OpenAI dice que el 99,8% de sus tokens semanales de trabajo ya los produce Codex

OpenAI dice que el 99,8% de sus tokens semanales de trabajo ya los produce Codex
Fuente: openai.com

OpenAI ha publicado un texto de estrategia el 31 de julio con una cifra interna que merece pararse a mirar: el trabajo agéntico a través de Codex representa ya el 99,8% de los tokens de salida semanales dentro de la compañía. El documento también actualiza la escala del negocio, con más de mil millones de usuarios activos y más de dos millones de empresas.

Puntos clave

  • Más de mil millones de usuarios activos y más de dos millones de empresas usando sus modelos.
  • Codex genera el 99,8% de los tokens de salida semanales dentro de OpenAI. Finanzas es uno de los equipos que cita como ejemplo de adopción.
  • Seis meses después de registrarse, un usuario manda en torno a un 50% más de mensajes al día y usa ChatGPT para el doble de tipos de tarea.
  • GPT-5.6 Sol ayudó a optimizar el software de producción con el que OpenAI sirve sus modelos, y recortó un 20% el coste de servir de extremo a extremo.
  • La misma vía mejoró la decodificación especulativa con más de un 15% de ganancia en eficiencia de generación.

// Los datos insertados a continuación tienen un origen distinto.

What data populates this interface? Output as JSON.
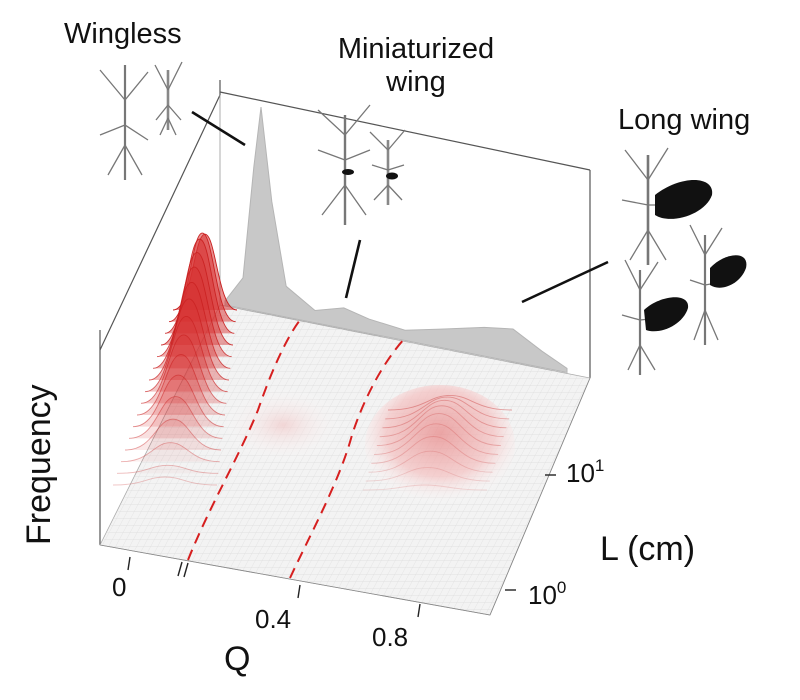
{
  "chart_data": {
    "type": "surface",
    "categories": [
      "Wingless",
      "Miniaturized wing",
      "Long wing"
    ],
    "category_labels": {
      "wingless": "Wingless",
      "mini_line1": "Miniaturized",
      "mini_line2": "wing",
      "long": "Long wing"
    },
    "xlabel": "Q",
    "ylabel": "L (cm)",
    "zlabel": "Frequency",
    "x_ticks": [
      "0",
      "0.4",
      "0.8"
    ],
    "y_ticks": {
      "low_base": "10",
      "low_exp": "0",
      "high_base": "10",
      "high_exp": "1"
    },
    "y_scale": "log",
    "marginal_profile_Q": [
      {
        "Q": 0.0,
        "freq": 0.02
      },
      {
        "Q": 0.05,
        "freq": 0.15
      },
      {
        "Q": 0.08,
        "freq": 0.7
      },
      {
        "Q": 0.1,
        "freq": 1.0
      },
      {
        "Q": 0.13,
        "freq": 0.55
      },
      {
        "Q": 0.17,
        "freq": 0.15
      },
      {
        "Q": 0.25,
        "freq": 0.06
      },
      {
        "Q": 0.33,
        "freq": 0.1
      },
      {
        "Q": 0.4,
        "freq": 0.07
      },
      {
        "Q": 0.5,
        "freq": 0.05
      },
      {
        "Q": 0.6,
        "freq": 0.09
      },
      {
        "Q": 0.72,
        "freq": 0.14
      },
      {
        "Q": 0.8,
        "freq": 0.16
      },
      {
        "Q": 0.88,
        "freq": 0.08
      },
      {
        "Q": 0.95,
        "freq": 0.02
      }
    ],
    "dashed_boundaries_Q": [
      0.2,
      0.45
    ],
    "colors": {
      "surface_peak": "#d42b2b",
      "marginal_fill": "#c9c9c9",
      "boundary": "#d61f1f"
    }
  }
}
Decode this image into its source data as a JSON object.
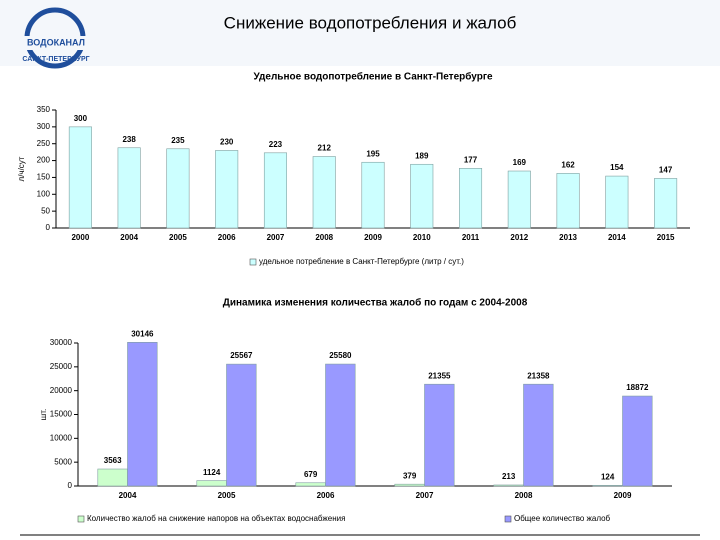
{
  "header": {
    "title": "Снижение водопотребления и жалоб",
    "logo": [
      "ВОДОКАНАЛ",
      "САНКТ-ПЕТЕРБУРГ"
    ]
  },
  "chart_data": [
    {
      "type": "bar",
      "title": "Удельное водопотребление в Санкт-Петербурге",
      "y_label": "л/ч/сут",
      "categories": [
        "2000",
        "2004",
        "2005",
        "2006",
        "2007",
        "2008",
        "2009",
        "2010",
        "2011",
        "2012",
        "2013",
        "2014",
        "2015"
      ],
      "series": [
        {
          "name": "удельное потребление в Санкт-Петербурге (литр / сут.)",
          "color": "#ccffff",
          "values": [
            300,
            238,
            235,
            230,
            223,
            212,
            195,
            189,
            177,
            169,
            162,
            154,
            147
          ]
        }
      ],
      "ylim": [
        0,
        350
      ],
      "yticks": [
        0,
        50,
        100,
        150,
        200,
        250,
        300,
        350
      ]
    },
    {
      "type": "bar",
      "title": "Динамика изменения количества жалоб по годам с 2004-2008",
      "y_label": "шт.",
      "categories": [
        "2004",
        "2005",
        "2006",
        "2007",
        "2008",
        "2009"
      ],
      "series": [
        {
          "name": "Количество жалоб на снижение напоров на объектах водоснабжения",
          "color": "#ccffcc",
          "values": [
            3563,
            1124,
            679,
            379,
            213,
            124
          ]
        },
        {
          "name": "Общее количество жалоб",
          "color": "#9999ff",
          "values": [
            30146,
            25567,
            25580,
            21355,
            21358,
            18872
          ]
        }
      ],
      "ylim": [
        0,
        30000
      ],
      "yticks": [
        0,
        5000,
        10000,
        15000,
        20000,
        25000,
        30000
      ]
    }
  ]
}
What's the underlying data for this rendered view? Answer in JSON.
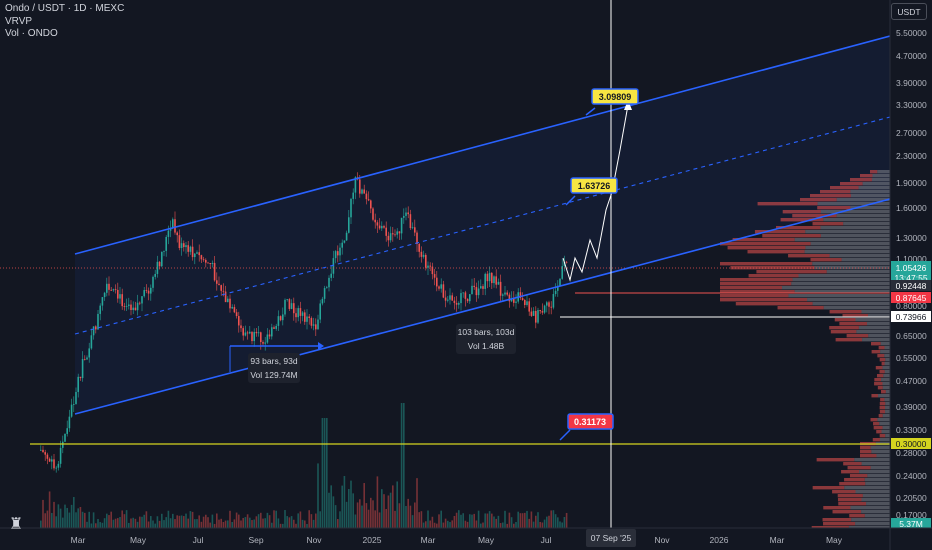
{
  "header": {
    "title": "Ondo / USDT · 1D · MEXC",
    "indicator1": "VRVP",
    "indicator2": "Vol · ONDO"
  },
  "currency_button": "USDT",
  "cursor_date": "07 Sep '25",
  "colors": {
    "background": "#131722",
    "channel": "#2962ff",
    "up": "#26a69a",
    "down": "#ef5350",
    "support": "#d4d41f",
    "target_label": "#f7e542",
    "stop_label": "#f23645"
  },
  "chart_data": {
    "type": "candlestick",
    "symbol": "ONDO/USDT",
    "timeframe": "1D",
    "exchange": "MEXC",
    "y_scale": "log",
    "y_ticks": [
      "5.50000",
      "4.70000",
      "3.90000",
      "3.30000",
      "2.70000",
      "2.30000",
      "1.90000",
      "1.60000",
      "1.30000",
      "1.10000",
      "0.90000",
      "0.80000",
      "0.65000",
      "0.55000",
      "0.47000",
      "0.39000",
      "0.33000",
      "0.28000",
      "0.24000",
      "0.20500",
      "0.17000"
    ],
    "x_ticks": [
      "Mar",
      "May",
      "Jul",
      "Sep",
      "Nov",
      "2025",
      "Mar",
      "May",
      "Jul",
      "Sep",
      "Nov",
      "2026",
      "Mar",
      "May"
    ],
    "price_labels": [
      {
        "text": "1.05426",
        "sub": "13:47:55",
        "color": "#26a69a"
      },
      {
        "text": "0.92448",
        "color": "#2a2e39"
      },
      {
        "text": "0.87645",
        "color": "#f23645"
      },
      {
        "text": "0.73966",
        "color": "#ffffff"
      },
      {
        "text": "0.30000",
        "color": "#d4d41f"
      },
      {
        "text": "5.37M",
        "color": "#26a69a"
      }
    ],
    "targets": [
      {
        "text": "3.09809",
        "kind": "target"
      },
      {
        "text": "1.63726",
        "kind": "target"
      },
      {
        "text": "0.31173",
        "kind": "stop"
      }
    ],
    "measures": [
      {
        "line1": "93 bars, 93d",
        "line2": "Vol 129.74M"
      },
      {
        "line1": "103 bars, 103d",
        "line2": "Vol 1.48B"
      }
    ],
    "support_level": 0.3,
    "current_price": 1.05426
  }
}
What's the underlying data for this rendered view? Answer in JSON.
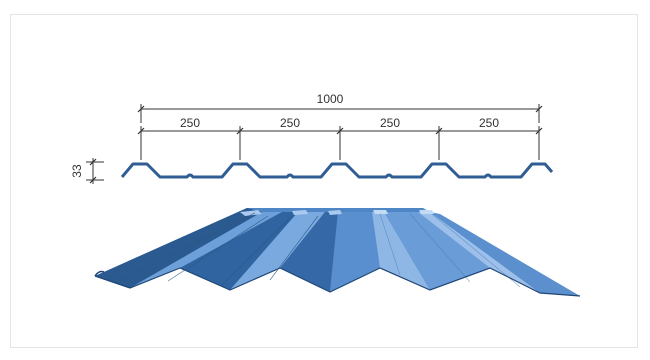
{
  "profile": {
    "total_width": "1000",
    "pitch_labels": [
      "250",
      "250",
      "250",
      "250"
    ],
    "height_label": "33"
  },
  "colors": {
    "profile_line": "#2f5d94",
    "sheet_top": "#4f86c6",
    "sheet_light": "#8fb7e6",
    "sheet_dark": "#2a5a8f",
    "dimension_line": "#333333"
  }
}
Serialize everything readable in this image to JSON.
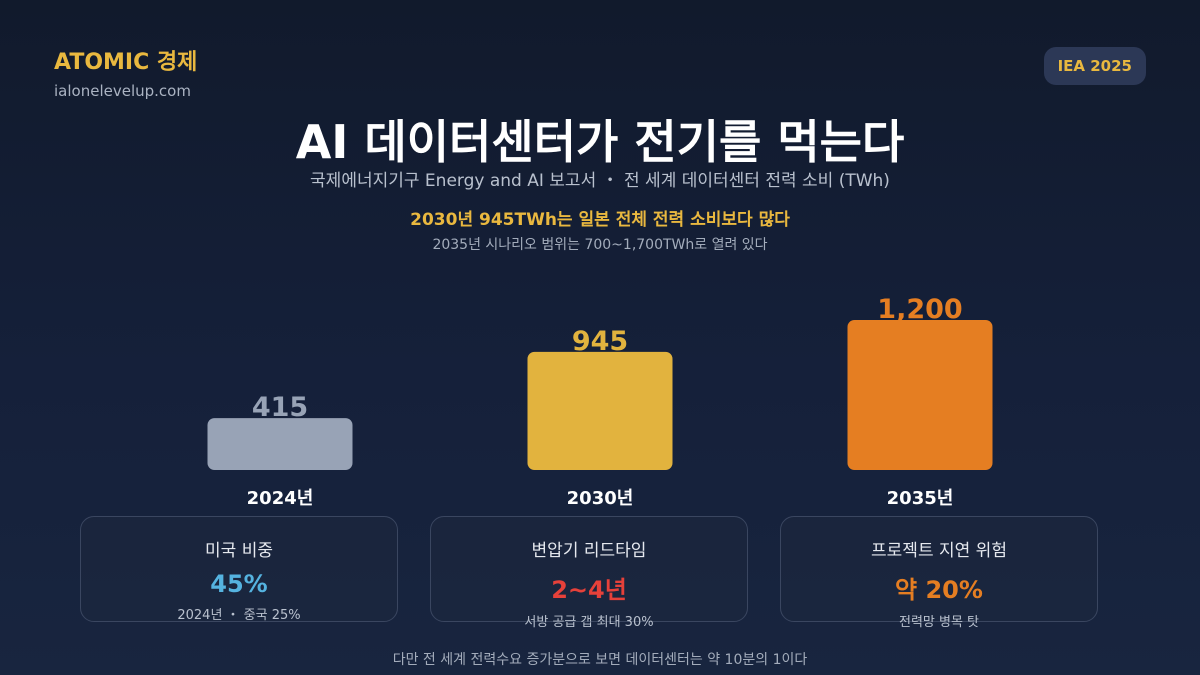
{
  "brand": {
    "name": "ATOMIC 경제",
    "url": "ialonelevelup.com"
  },
  "badge": "IEA 2025",
  "title": "AI 데이터센터가 전기를 먹는다",
  "subtitle": "국제에너지기구 Energy and AI 보고서 ・ 전 세계 데이터센터 전력 소비 (TWh)",
  "highlight": "2030년 945TWh는 일본 전체 전력 소비보다 많다",
  "note": "2035년 시나리오 범위는 700~1,700TWh로 열려 있다",
  "chart_data": {
    "type": "bar",
    "title": "AI 데이터센터가 전기를 먹는다",
    "ylabel": "",
    "categories": [
      "2024년",
      "2030년",
      "2035년"
    ],
    "values": [
      415,
      945,
      1200
    ],
    "value_labels": [
      "415",
      "945",
      "1,200"
    ],
    "colors": [
      "#98a3b6",
      "#e2b33e",
      "#e57e22"
    ],
    "ylim": [
      0,
      1200
    ],
    "grid": false
  },
  "cards": [
    {
      "title": "미국 비중",
      "value": "45%",
      "sub": "2024년 ・ 중국 25%",
      "color": "#55b3e0"
    },
    {
      "title": "변압기 리드타임",
      "value": "2~4년",
      "sub": "서방 공급 갭 최대 30%",
      "color": "#e6413a"
    },
    {
      "title": "프로젝트 지연 위험",
      "value": "약 20%",
      "sub": "전력망 병목 탓",
      "color": "#e57e22"
    }
  ],
  "footer": "다만 전 세계 전력수요 증가분으로 보면 데이터센터는 약 10분의 1이다"
}
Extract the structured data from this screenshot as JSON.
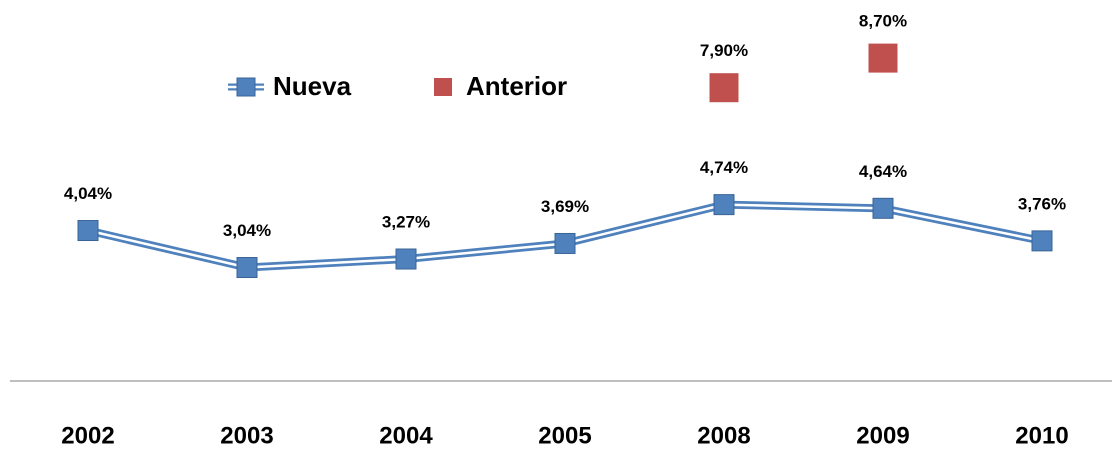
{
  "chart_data": {
    "type": "line",
    "categories": [
      "2002",
      "2003",
      "2004",
      "2005",
      "2008",
      "2009",
      "2010"
    ],
    "series": [
      {
        "name": "Nueva",
        "color": "#4f81bd",
        "values": [
          4.04,
          3.04,
          3.27,
          3.69,
          4.74,
          4.64,
          3.76
        ],
        "value_labels": [
          "4,04%",
          "3,04%",
          "3,27%",
          "3,69%",
          "4,74%",
          "4,64%",
          "3,76%"
        ]
      },
      {
        "name": "Anterior",
        "color": "#c0504d",
        "values": [
          null,
          null,
          null,
          null,
          7.9,
          8.7,
          null
        ],
        "value_labels": [
          null,
          null,
          null,
          null,
          "7,90%",
          "8,70%",
          null
        ]
      }
    ],
    "ylim": [
      0,
      10
    ]
  }
}
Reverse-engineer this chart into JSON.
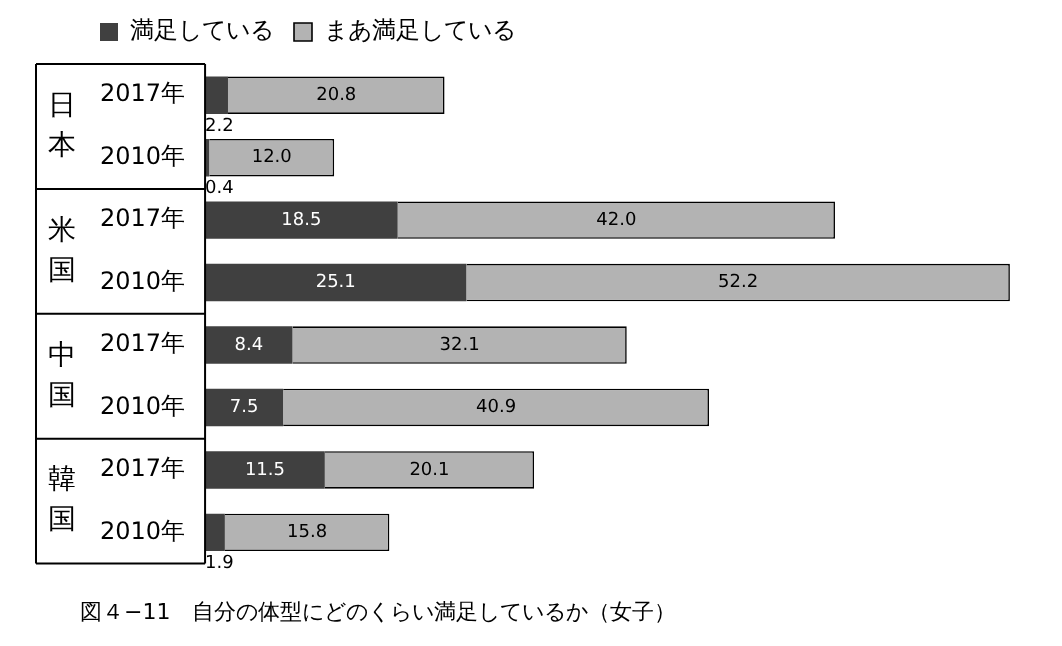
{
  "chart_data": {
    "type": "bar",
    "orientation": "horizontal",
    "stacked": true,
    "title": "図４−11　自分の体型にどのくらい満足しているか（女子）",
    "categories": [
      "2017年",
      "2010年",
      "2017年",
      "2010年",
      "2017年",
      "2010年",
      "2017年",
      "2010年"
    ],
    "annotations": [
      "日本",
      "米国",
      "中国",
      "韓国"
    ],
    "series": [
      {
        "name": "満足している",
        "color": "#404040",
        "values": [
          2.2,
          0.4,
          18.5,
          25.1,
          8.4,
          7.5,
          11.5,
          1.9
        ],
        "value_labels": [
          "2.2",
          "0.4",
          "18.5",
          "25.1",
          "8.4",
          "7.5",
          "11.5",
          "1.9"
        ]
      },
      {
        "name": "まあ満足している",
        "color": "#b3b3b3",
        "values": [
          20.8,
          12.0,
          42.0,
          52.2,
          32.1,
          40.9,
          20.1,
          15.8
        ],
        "value_labels": [
          "20.8",
          "12.0",
          "42.0",
          "52.2",
          "32.1",
          "40.9",
          "20.1",
          "15.8"
        ]
      }
    ],
    "legend": "top",
    "grid": false
  }
}
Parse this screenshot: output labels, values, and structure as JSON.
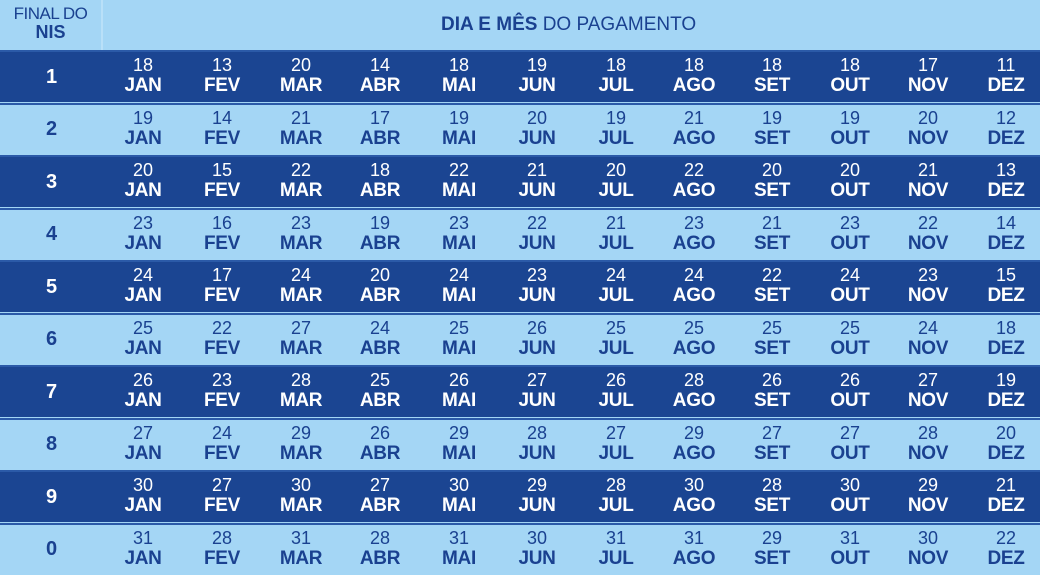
{
  "header": {
    "nis_label_line1": "FINAL DO",
    "nis_label_line2": "NIS",
    "title_bold": "DIA E MÊS",
    "title_rest": " DO PAGAMENTO"
  },
  "colors": {
    "dark_row": "#1b4592",
    "light_row": "#a4d6f5",
    "dark_text": "#1a4190",
    "light_text": "#ffffff"
  },
  "months": [
    "JAN",
    "FEV",
    "MAR",
    "ABR",
    "MAI",
    "JUN",
    "JUL",
    "AGO",
    "SET",
    "OUT",
    "NOV",
    "DEZ"
  ],
  "rows": [
    {
      "nis": "1",
      "days": [
        "18",
        "13",
        "20",
        "14",
        "18",
        "19",
        "18",
        "18",
        "18",
        "18",
        "17",
        "11"
      ]
    },
    {
      "nis": "2",
      "days": [
        "19",
        "14",
        "21",
        "17",
        "19",
        "20",
        "19",
        "21",
        "19",
        "19",
        "20",
        "12"
      ]
    },
    {
      "nis": "3",
      "days": [
        "20",
        "15",
        "22",
        "18",
        "22",
        "21",
        "20",
        "22",
        "20",
        "20",
        "21",
        "13"
      ]
    },
    {
      "nis": "4",
      "days": [
        "23",
        "16",
        "23",
        "19",
        "23",
        "22",
        "21",
        "23",
        "21",
        "23",
        "22",
        "14"
      ]
    },
    {
      "nis": "5",
      "days": [
        "24",
        "17",
        "24",
        "20",
        "24",
        "23",
        "24",
        "24",
        "22",
        "24",
        "23",
        "15"
      ]
    },
    {
      "nis": "6",
      "days": [
        "25",
        "22",
        "27",
        "24",
        "25",
        "26",
        "25",
        "25",
        "25",
        "25",
        "24",
        "18"
      ]
    },
    {
      "nis": "7",
      "days": [
        "26",
        "23",
        "28",
        "25",
        "26",
        "27",
        "26",
        "28",
        "26",
        "26",
        "27",
        "19"
      ]
    },
    {
      "nis": "8",
      "days": [
        "27",
        "24",
        "29",
        "26",
        "29",
        "28",
        "27",
        "29",
        "27",
        "27",
        "28",
        "20"
      ]
    },
    {
      "nis": "9",
      "days": [
        "30",
        "27",
        "30",
        "27",
        "30",
        "29",
        "28",
        "30",
        "28",
        "30",
        "29",
        "21"
      ]
    },
    {
      "nis": "0",
      "days": [
        "31",
        "28",
        "31",
        "28",
        "31",
        "30",
        "31",
        "31",
        "29",
        "31",
        "30",
        "22"
      ]
    }
  ]
}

Qué significa realmente ese 99,8%

Hay que leer la cifra con cuidado, porque es fácil malinterpretarla. No dice que el 99,8% del trabajo en OpenAI lo haga una máquina. Dice que de todos los tokens que los modelos generan para uso interno cada semana, casi todos salen de flujos agénticos vía Codex, no de alguien escribiendo en un chat.

Eso es un cambio de modo de uso, no un porcentaje de sustitución. La gente ha dejado de preguntar y ha pasado a encargar. Una pregunta en chat consume unos cientos de tokens. Un agente que recorre un repositorio, propone cambios, los prueba y los itera consume cientos de miles.

Que Finanzas aparezca citado junto a los equipos técnicos es el detalle que dice más. Los agentes de código dejaron de ser cosa de ingeniería en cuanto la tarea consistió en manipular datos, no en escribir producto.

La IA optimizando la infraestructura de la IA

La otra parte con sustancia es la de eficiencia, y es un bucle que conviene entender.

GPT-5.6 Sol trabajó con los equipos técnicos de OpenAI para optimizar el software de producción con el que la compañía sirve sus propios modelos. Resultado: un 20% menos de coste de servicio de extremo a extremo. Además mejoró la decodificación especulativa, la técnica que adelanta tokens probables para acelerar la generación, con más de un 15% de ganancia.

Ese 20% es exactamente el margen que financia recortes de precio como el de esta semana, cuando OpenAI bajó un 80% el precio de GPT-5.6 Luna. El modelo se paga a sí mismo abaratando su propia infraestructura.

OpenAI insiste en otro punto que va en la misma dirección: la eficiencia no depende solo del modelo, depende del sistema alrededor. Enrutado, gestión de contexto, diseño de herramientas. Su ejemplo es el salto de GPT-5.6 Sol en ARC-AGI-3, del 13,3% al 38,3% cambiando dos ajustes de API y usando seis veces menos tokens de salida. El modelo era el mismo.

La métrica que propone: coste por resultado

El texto defiende una forma de medir distinta a la habitual. En lugar de comparar precio por millón de tokens, mirar el coste de un resultado correcto, incluyendo tiempo, reintentos, supervisión y errores.

Con esa vara, un modelo caro que acierta a la primera puede salir más barato que uno barato que necesita cinco intentos y una revisión humana. Y al revés: un modelo barato que cumple el listón de calidad amplía muchísimo el acceso.

Es una idea interesante y también es una idea que le conviene a quien vende el modelo caro. Ambas cosas son ciertas a la vez.

Por qué importa

Si tienes IA en producción y quieres saber si vas bien, hay una comprobación que sale de este texto y que se hace en una tarde.

Mira de dónde salen tus tokens. Si la mayoría vienen de gente escribiendo en un chat, estás en la fase de productividad personal, que está bien pero se estanca. Si vienen de procesos que se ejecutan solos sobre tus datos, estás en la fase que mueve la aguja.

El dato de los seis meses apunta a lo mismo desde el lado del usuario: la gente que lleva medio año usando la herramienta manda un 50% más de mensajes y para el doble de tipos de tarea. La adopción no es un interruptor, es una curva, y el equipo que lleva seis meses dentro no se parece al que acaba de empezar.

La conclusión práctica para un director que está decidiendo si amplía licencias: los números de uso del primer mes no sirven para proyectar nada. Mide a los seis.